Lamentablemente, el grado de
autoconciencia respecto a nuestro poder de destrucción o de
vulnerabilidad está aún muy por debajo de los riesgos y amenazas
que acechan. Ha servido para concretar convenios internacionales e
instituciones que promueven el respeto a la vida, y también ha dado
paso a numerosos colectivos sociales que se movilizan en diferentes
niveles para resistir a las amenazas y promover nuevas trayectorias.
Sin embargo, la inercia de la pretensión de acumulación ilimitada
de riqueza en un planeta finito se ha impuesto a escala planetaria.
Es un vector de destrucción sin precedentes que moldea el
sistema-mundo hegemónico. Ha conquistado las esferas políticas,
jurídicas y económicas, y también ha conquistado las
subjetividades, los imaginarios de una buena parte de la población.

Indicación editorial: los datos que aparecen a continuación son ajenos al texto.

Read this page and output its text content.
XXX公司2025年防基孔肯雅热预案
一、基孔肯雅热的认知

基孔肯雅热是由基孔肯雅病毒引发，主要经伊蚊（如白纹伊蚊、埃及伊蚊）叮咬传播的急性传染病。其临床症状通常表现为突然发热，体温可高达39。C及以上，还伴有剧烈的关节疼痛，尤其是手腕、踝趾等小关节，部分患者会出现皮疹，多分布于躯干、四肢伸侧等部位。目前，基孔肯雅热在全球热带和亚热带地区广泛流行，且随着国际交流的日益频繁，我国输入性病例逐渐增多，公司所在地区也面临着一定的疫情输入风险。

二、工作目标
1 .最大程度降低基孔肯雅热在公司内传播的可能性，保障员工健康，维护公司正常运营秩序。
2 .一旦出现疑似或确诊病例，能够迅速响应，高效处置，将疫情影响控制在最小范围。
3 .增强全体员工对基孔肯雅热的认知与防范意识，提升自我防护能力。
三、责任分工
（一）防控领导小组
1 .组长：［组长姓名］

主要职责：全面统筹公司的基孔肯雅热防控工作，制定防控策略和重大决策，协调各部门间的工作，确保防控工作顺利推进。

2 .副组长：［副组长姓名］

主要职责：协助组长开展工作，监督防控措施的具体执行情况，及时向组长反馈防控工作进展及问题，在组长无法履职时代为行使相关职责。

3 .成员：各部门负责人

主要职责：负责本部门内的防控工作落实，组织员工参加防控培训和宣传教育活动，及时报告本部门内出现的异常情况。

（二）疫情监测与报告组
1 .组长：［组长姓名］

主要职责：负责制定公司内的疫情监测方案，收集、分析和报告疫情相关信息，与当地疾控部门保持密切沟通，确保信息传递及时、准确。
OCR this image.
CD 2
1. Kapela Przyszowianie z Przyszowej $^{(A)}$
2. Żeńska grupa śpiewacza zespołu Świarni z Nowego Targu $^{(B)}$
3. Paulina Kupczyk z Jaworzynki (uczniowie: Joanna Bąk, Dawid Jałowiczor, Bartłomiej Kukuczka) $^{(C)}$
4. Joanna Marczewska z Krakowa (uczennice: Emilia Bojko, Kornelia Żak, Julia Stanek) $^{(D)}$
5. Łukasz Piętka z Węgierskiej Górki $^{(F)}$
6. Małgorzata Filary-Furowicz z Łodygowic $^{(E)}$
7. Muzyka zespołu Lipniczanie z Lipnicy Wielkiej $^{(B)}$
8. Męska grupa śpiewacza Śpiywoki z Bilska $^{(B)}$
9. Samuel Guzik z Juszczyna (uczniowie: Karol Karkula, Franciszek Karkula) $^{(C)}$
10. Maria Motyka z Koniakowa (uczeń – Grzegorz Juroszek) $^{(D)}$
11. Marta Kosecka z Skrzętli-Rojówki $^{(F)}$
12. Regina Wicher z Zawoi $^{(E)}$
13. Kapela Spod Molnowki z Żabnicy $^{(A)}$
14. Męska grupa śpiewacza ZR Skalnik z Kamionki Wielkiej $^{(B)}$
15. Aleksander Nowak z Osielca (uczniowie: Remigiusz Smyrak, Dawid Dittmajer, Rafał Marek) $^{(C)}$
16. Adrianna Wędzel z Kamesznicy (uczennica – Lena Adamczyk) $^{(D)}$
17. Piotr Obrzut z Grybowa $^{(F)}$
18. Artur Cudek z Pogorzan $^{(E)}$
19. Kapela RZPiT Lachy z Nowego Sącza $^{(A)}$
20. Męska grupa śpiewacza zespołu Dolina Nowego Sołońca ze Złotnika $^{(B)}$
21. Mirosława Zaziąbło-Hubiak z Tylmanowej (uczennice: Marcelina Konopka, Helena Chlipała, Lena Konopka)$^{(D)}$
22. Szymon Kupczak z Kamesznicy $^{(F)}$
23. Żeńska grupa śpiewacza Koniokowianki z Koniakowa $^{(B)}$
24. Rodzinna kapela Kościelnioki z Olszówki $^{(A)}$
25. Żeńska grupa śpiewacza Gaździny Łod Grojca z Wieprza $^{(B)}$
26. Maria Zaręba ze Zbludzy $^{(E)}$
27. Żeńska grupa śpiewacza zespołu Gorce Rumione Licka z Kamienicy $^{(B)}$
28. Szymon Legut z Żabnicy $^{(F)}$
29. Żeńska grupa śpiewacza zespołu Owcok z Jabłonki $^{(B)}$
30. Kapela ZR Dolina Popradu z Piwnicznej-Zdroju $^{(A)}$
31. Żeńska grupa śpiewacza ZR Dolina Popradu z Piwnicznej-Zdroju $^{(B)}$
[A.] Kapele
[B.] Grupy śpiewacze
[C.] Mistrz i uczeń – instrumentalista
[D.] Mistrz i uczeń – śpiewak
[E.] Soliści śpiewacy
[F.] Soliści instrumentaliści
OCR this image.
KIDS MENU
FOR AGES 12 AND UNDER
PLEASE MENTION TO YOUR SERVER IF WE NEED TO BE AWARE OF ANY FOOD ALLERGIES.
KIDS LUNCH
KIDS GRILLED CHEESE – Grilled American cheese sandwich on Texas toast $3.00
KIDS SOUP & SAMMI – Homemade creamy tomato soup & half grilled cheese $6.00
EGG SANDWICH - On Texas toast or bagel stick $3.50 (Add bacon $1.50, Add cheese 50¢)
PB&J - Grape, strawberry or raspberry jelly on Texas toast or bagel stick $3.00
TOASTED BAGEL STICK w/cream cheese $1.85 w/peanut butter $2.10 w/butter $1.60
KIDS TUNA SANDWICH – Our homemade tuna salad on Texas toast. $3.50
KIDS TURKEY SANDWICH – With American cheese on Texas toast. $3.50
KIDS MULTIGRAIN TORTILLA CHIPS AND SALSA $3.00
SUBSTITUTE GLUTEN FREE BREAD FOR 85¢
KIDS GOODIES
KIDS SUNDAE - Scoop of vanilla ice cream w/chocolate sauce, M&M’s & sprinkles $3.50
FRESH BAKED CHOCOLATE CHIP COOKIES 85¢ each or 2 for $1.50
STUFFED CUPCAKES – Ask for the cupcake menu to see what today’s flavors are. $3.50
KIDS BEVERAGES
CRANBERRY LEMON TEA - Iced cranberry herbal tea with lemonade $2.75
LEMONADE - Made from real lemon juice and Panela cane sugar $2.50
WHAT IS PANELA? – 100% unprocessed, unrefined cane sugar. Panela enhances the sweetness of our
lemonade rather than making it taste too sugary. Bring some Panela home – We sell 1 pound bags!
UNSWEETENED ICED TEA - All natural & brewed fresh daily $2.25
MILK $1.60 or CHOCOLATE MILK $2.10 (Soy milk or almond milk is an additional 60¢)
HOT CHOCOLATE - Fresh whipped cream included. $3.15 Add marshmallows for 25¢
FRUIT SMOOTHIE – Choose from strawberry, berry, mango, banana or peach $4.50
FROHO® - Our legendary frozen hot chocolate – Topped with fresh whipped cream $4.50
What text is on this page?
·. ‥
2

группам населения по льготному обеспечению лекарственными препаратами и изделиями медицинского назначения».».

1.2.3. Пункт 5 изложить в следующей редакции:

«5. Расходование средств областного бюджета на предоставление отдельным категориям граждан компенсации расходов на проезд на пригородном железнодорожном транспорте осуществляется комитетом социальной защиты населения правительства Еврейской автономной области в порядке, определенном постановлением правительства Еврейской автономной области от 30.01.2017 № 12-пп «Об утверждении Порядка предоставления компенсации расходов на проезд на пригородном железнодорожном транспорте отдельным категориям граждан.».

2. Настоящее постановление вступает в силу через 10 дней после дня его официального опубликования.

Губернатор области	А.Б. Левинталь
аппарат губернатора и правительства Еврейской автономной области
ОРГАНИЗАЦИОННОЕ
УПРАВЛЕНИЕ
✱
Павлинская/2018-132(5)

En tiempos de crisis multidimensional como los que vivimos, hay que
evitar que las sensibilidades y preocupaciones por el futuro sean
absorbidas por el pánico, el corto plazo y la desesperanza. Solo
evitando esa postura podrían articularse y expandirse visiones y
prácticas alternativas. Uno de los principales desafíos pasa por
superar la fragmentación de los esfuerzos de transformación
social-ecológica.
La
amenaza de turno, el agresivo Covid-19, con su notable tasa de
morbilidad, ha sido un acelerador de tendencias que venían
mostrándose con nitidez. La crisis económica en ciernes, anunciada
ya como recesión global, no se explica por el virus. El virus la
detona, pero no puede distraernos de los indicadores que mostraban
que la burbuja de la deuda de las corporaciones y de los Estados
alcanzaba cotas insostenibles. Con altos niveles de deuda, los
Estados, las empresas y las familias se ven imposibilitados de tomar
las mejores decisiones de ahorro, inversión y consumo. Se estima
que, a inicios de 2020, la deuda global ascendía a 3,2 veces el PIB
mundial. Se trata de un récord histórico. En la nueva coyuntura
tenderá a crecer mucho más, con los rescates urgentes que los
principales bancos centrales del mundo harán para lanzar salvavidas
a la economía de sus países.
La «gran recesión» que se
desató en 2008 con la quiebra de Lehman Brothers no fue atendida de
raíz. Las elites globales prefirieron eludirla, recurriendo
paradójicamente a estimular los factores que la habían provocado:
deuda y emisión de moneda sin respaldo. Flexibilización
cuantitativa –es decir, inyección de liquidez– que se privilegió
en favor de los poderosos para reanimar la locomotora de una economía
financiarizada. El acceso a crédito fácil y la incestuosa recompra
de acciones de las grandes corporaciones son los factores que
mantienen a flote la economía ficticia, a expensas de lo que sucede
en la real. Los objetivos de los planes de estímulo eran
inconfundibles: recuperar los mercados bursátiles y facilitar la
deuda para mantener la propensión al consumo. Después del susto, se
siguió permitiendo el traslape peligroso de la banca comercial con
la de inversión en activos de alto riesgo, mientras que el
acaparamiento de tierras y los paraísos fiscales continúan siendo
dos grandes destinos de los excedentes de la especulación. La
concentración de la riqueza en el 1% más rico no es fortuita ni se
debe a un mayor esfuerzo emprendedor de esta minoría. Una buena
parte de sus activos son improductivos para la economía real.
Un nuevo diseño de la
arquitectura económica global no fue considerado.
Por
otra parte, la mercantilización de la vida ha llevado, con distintos
grados de intensidad, a desguazar los sistemas públicos de salud en
casi todo el mundo. Sin dejar de reconocer innegables avances en el
aumento de la expectativa de vida, para la mayoría de habitantes del
planeta la satisfacción del derecho a la salud es todavía una
quimera. El Covid-19 ha desnudado el quiebre de los sistemas
sanitarios en aquellos países que alguna vez contaron con sistemas
más robustos; en otros casos –la mayoría–, la atención
eficiente de la salud sigue siendo un bien público escaso, sobre
todo en el Sur global, donde millones de personas fallecen anualmente
por afecciones prevenibles con una mejor nutrición y con una mayor
inversión pública en salud.
En medio de la emergencia
económica y la sanitaria, se corre el riesgo de olvidar la
emergencia ambiental que sacude al planeta.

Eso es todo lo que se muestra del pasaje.